山縣は対照的な人物です。すでに奇兵隊時代から軍資金を横領している。明治維新後の陸軍省でも、懇意の商人に多額の公金を貸してキックバックを受け取り、バレそうになると彼に罪をかぶせて自殺を強要しました。いわゆる「山城屋事件」です。
自殺を強要している山縣最終的には陸軍の最高権力者となり、首相にまで上りつめます。しかし政府にいながらこの人には「公」の意識がなく、自分の利益と権力拡張ばかり考えているようにしか見えない。彼が死ぬと、陸軍はいきなり陸軍大学の入学候補者から長州出身者を全員落としています。実は部下たちからも嫌われていたんですね。
会社を含めて日本の組織には、どうも山縣有朋タイプの人が圧倒的に多いように思います。そして不思議なのことに、そういう人物についていく人が結構たくさんいるのです。短期的には自分たちも利益があると思っているのでしょうか。
漫画版では物語は渋沢栄一の部屋に幽霊となった山縣有朋が現れるところから始まり、対照的な2人の人生を振り返りながら進みます。
読み終わった時、『論語と算盤』で渋沢が言いたかったことが自然と頭に残るかと思います。『論語と算盤』は論語の解釈というより渋沢栄一の「生き方の美学」です。
元首相の山縣の国葬は、関係者しか出席しない寂しいものでした。一方民間人だった渋沢の葬式には一般人がたくさん来ています。かれはそれだけ人気があったのです。この違いはやはり、その人の「美学」の問題でしょう。

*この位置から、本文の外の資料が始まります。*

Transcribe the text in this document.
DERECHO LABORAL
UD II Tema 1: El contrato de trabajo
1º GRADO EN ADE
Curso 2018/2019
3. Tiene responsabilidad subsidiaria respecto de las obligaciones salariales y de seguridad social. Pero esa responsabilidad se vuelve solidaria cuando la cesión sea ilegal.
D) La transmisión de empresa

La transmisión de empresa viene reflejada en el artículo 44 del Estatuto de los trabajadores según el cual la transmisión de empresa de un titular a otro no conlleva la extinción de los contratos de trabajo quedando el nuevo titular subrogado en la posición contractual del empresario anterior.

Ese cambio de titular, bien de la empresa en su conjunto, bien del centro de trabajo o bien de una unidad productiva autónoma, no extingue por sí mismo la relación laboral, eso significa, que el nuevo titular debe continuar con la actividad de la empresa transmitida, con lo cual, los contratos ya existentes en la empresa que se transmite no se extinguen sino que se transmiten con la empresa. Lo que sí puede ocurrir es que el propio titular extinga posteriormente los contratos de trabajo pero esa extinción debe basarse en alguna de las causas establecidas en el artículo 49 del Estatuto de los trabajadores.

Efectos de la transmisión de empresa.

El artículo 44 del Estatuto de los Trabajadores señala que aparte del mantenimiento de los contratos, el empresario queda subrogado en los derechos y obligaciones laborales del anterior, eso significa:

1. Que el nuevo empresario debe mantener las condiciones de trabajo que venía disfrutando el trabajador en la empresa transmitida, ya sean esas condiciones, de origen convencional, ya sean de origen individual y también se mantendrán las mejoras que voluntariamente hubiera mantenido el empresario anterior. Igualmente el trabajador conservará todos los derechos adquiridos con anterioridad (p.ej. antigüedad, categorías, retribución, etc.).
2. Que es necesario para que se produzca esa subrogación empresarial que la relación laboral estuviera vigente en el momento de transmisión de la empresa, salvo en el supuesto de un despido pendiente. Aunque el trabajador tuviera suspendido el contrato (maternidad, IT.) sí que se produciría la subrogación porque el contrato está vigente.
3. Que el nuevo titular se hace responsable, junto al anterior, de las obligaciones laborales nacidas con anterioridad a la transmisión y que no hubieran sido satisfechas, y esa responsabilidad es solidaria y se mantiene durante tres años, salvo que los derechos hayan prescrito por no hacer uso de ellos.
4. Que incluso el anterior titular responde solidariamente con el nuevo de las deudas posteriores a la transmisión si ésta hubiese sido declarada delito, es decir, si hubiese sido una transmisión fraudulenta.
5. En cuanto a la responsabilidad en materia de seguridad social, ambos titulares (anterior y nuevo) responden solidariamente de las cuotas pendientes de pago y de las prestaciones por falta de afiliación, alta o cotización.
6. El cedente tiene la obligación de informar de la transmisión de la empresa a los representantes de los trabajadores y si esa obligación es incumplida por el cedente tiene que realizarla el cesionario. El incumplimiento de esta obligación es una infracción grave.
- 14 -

社会は利害関係を重視した繋がりが多いことは確かです。それだけを追求すると、世の中は山縣のような人間ばかりになってしまいます。
しかしながらそこで互いの気持ちが繋がっていたら、人間ならば嬉しいはずですよね。
渋沢の文章を読んでいると、「お金を儲けるだけでいいのですか?」と問いかけられているような気がします。